I enjoy making my own beer and wine. Beer it seems is more complicated and I consider it somewhat of an art. Wine, is easy in my opinion… like finger-painting. That said, I am obviously not making wine “the right way,” because I don’t add all of those chemicals and crap. I’m quite sure that I am doing it wrong, though to me personally, I only care about how it tastes a year from now.
Wine making for me, usually involves picking the fruit out in the woods. I made a raspberry wine early in July, which is still fermenting. This past Saturday, I picked a bunch of wild grapes along the river. This involved a long bicycle ride on the trails and the lengthy process of removing the stems and sorting out any undesirable things like spiders and bugs.

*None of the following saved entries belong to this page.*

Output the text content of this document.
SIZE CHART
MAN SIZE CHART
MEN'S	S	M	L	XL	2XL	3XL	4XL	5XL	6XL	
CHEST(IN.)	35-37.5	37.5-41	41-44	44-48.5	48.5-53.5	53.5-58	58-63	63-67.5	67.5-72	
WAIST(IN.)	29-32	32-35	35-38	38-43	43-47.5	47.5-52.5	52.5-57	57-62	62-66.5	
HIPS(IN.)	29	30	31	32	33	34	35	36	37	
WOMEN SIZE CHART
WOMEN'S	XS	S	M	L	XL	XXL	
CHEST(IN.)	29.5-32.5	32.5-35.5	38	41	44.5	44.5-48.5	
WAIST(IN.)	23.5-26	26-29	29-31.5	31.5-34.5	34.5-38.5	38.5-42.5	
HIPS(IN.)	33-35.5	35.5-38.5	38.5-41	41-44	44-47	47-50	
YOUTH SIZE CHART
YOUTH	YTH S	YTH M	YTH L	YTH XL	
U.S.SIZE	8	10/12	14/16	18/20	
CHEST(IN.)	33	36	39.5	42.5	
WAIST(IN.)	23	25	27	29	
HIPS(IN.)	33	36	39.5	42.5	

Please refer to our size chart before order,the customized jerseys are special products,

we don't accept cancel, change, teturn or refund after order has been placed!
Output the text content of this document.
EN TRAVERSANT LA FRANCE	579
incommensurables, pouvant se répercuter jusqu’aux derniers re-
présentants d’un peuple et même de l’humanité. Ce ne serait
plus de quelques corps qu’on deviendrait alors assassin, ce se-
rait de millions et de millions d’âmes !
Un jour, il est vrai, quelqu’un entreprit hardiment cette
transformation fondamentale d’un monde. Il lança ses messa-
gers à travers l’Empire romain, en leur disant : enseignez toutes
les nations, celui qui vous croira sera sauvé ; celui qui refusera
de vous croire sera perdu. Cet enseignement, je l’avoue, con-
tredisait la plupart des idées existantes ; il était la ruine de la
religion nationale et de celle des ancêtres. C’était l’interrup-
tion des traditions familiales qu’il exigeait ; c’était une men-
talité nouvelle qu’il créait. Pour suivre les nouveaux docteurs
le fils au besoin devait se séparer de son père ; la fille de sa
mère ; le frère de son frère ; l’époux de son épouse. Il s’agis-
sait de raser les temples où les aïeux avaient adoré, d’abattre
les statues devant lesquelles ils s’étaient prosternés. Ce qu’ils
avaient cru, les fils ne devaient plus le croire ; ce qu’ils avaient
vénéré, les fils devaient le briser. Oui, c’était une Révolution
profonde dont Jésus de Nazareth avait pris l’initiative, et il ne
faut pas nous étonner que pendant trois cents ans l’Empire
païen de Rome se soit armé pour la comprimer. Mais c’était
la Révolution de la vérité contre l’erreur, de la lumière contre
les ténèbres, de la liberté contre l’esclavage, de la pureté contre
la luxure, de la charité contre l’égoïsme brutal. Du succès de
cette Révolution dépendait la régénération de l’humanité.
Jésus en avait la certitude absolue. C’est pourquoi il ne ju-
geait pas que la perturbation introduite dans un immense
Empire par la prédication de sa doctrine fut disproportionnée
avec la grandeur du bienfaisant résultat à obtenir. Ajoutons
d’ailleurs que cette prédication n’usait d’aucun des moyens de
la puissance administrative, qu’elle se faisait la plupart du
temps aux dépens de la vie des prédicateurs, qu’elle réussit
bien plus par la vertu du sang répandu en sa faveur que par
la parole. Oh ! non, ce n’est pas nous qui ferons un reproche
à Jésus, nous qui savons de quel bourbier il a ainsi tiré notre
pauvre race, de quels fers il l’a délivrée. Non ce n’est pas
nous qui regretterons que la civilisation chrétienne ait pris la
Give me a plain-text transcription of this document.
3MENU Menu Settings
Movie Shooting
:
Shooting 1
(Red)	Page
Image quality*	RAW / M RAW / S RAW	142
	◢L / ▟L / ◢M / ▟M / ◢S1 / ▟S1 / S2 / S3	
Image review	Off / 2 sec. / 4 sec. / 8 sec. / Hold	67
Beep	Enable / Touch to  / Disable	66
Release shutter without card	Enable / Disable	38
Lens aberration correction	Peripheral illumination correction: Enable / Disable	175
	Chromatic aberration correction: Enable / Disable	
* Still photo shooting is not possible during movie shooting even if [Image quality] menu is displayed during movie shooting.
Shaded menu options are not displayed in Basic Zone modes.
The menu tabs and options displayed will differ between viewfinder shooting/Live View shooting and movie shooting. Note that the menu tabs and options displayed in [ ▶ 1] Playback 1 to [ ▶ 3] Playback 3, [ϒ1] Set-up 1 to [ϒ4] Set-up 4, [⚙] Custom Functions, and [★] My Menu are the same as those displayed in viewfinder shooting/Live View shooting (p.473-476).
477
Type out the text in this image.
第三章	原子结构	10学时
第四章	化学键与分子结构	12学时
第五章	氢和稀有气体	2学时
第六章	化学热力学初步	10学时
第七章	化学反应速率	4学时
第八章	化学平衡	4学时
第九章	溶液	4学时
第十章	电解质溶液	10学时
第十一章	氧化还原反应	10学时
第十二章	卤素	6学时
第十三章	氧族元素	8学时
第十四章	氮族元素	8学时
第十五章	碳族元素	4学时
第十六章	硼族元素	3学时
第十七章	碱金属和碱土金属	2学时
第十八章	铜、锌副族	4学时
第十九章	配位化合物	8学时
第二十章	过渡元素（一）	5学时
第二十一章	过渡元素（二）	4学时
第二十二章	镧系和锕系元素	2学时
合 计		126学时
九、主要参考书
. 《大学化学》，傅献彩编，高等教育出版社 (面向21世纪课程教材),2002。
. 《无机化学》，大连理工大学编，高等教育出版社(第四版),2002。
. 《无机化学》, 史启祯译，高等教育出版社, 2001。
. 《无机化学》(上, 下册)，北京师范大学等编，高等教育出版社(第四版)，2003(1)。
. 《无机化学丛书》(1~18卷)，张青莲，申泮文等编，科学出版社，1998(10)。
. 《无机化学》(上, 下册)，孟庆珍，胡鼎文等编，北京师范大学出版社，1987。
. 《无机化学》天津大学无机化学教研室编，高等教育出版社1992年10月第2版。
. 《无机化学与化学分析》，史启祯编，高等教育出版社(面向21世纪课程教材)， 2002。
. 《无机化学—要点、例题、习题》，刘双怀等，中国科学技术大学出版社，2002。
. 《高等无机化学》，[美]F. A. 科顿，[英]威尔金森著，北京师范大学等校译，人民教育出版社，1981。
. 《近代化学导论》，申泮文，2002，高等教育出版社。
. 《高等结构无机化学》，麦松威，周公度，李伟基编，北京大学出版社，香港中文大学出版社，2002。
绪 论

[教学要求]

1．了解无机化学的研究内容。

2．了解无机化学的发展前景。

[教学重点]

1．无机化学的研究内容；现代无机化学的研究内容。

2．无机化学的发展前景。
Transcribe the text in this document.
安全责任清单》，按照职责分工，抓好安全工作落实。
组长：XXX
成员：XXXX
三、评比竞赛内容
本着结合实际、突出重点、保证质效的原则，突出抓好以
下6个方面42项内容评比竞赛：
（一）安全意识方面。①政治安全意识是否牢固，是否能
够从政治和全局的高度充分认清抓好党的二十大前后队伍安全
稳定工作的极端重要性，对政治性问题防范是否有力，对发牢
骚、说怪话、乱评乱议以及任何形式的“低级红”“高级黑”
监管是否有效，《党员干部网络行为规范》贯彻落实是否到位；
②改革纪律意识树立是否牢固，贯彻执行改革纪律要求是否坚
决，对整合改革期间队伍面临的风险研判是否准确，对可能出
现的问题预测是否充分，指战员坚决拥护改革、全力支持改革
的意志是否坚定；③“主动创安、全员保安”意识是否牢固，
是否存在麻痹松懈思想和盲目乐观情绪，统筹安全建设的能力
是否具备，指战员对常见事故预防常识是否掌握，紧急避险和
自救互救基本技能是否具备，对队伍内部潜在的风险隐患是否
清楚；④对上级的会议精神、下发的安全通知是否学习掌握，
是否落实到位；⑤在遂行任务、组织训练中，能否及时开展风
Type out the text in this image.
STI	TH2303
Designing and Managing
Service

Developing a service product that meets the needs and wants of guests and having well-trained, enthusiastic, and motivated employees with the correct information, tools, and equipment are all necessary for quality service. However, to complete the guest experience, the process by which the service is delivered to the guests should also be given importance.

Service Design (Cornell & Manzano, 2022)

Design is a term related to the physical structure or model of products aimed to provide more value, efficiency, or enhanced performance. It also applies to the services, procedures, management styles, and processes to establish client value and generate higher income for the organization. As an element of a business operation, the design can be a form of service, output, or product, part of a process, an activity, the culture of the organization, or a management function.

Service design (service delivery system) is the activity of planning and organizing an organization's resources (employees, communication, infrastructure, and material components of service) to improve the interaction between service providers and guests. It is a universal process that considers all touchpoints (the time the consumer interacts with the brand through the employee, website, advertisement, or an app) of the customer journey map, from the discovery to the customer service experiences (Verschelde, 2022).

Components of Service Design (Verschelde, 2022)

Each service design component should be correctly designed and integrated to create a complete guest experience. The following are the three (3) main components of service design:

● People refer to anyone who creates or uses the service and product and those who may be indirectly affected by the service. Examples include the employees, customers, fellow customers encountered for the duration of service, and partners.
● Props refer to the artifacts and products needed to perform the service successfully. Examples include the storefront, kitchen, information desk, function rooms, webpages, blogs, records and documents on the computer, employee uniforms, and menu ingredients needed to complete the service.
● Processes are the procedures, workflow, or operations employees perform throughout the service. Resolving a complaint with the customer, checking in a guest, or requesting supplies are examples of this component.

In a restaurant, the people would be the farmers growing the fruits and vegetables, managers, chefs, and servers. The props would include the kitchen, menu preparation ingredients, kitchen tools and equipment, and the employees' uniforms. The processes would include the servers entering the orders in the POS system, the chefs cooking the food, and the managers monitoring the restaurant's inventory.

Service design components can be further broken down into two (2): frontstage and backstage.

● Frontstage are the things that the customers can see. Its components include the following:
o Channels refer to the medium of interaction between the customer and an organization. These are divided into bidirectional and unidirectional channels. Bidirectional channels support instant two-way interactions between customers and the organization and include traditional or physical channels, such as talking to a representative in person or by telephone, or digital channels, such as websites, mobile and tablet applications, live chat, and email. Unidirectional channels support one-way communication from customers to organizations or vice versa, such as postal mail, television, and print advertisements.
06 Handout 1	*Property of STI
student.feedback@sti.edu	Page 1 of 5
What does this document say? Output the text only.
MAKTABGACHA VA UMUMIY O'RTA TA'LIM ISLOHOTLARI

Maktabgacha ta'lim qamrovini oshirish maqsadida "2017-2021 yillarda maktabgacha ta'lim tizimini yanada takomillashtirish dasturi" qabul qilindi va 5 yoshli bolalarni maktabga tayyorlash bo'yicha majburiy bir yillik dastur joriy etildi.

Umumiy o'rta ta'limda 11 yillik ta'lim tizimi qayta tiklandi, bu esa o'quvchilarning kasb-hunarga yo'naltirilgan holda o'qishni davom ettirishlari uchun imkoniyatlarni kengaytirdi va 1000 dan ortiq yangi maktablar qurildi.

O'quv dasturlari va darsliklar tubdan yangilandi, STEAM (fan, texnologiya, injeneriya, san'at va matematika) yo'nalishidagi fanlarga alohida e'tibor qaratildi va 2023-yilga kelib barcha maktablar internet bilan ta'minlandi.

If you are familiar with the small, wild, purple grapes that grow in Minnesota, they are horribly tart. I have found, however, that by adding honey, I can come up with an absolutely delicious wine!
After sterilizing, cooking, straining, adding… I finally introduce the key ingredient; the yeast. The yeast quickly wakeup from dormancy and realize that they are in a wonderful “world” full of sugars just waiting for them to eat. As the yeast gorge themselves on the sugars, they begin to “poop” carbon dioxide, and more importantly; alcohol. The CO2 goes through the bubble-lock, and the alcohol begins to turn the mixture into wine that eventually is bottled and aged.
In closing, I would like to remind any wine-snobs who are at this moment looking down on my personal wine making philosophy, process or ingredients; that in the end, we are all just drinking yeast poop.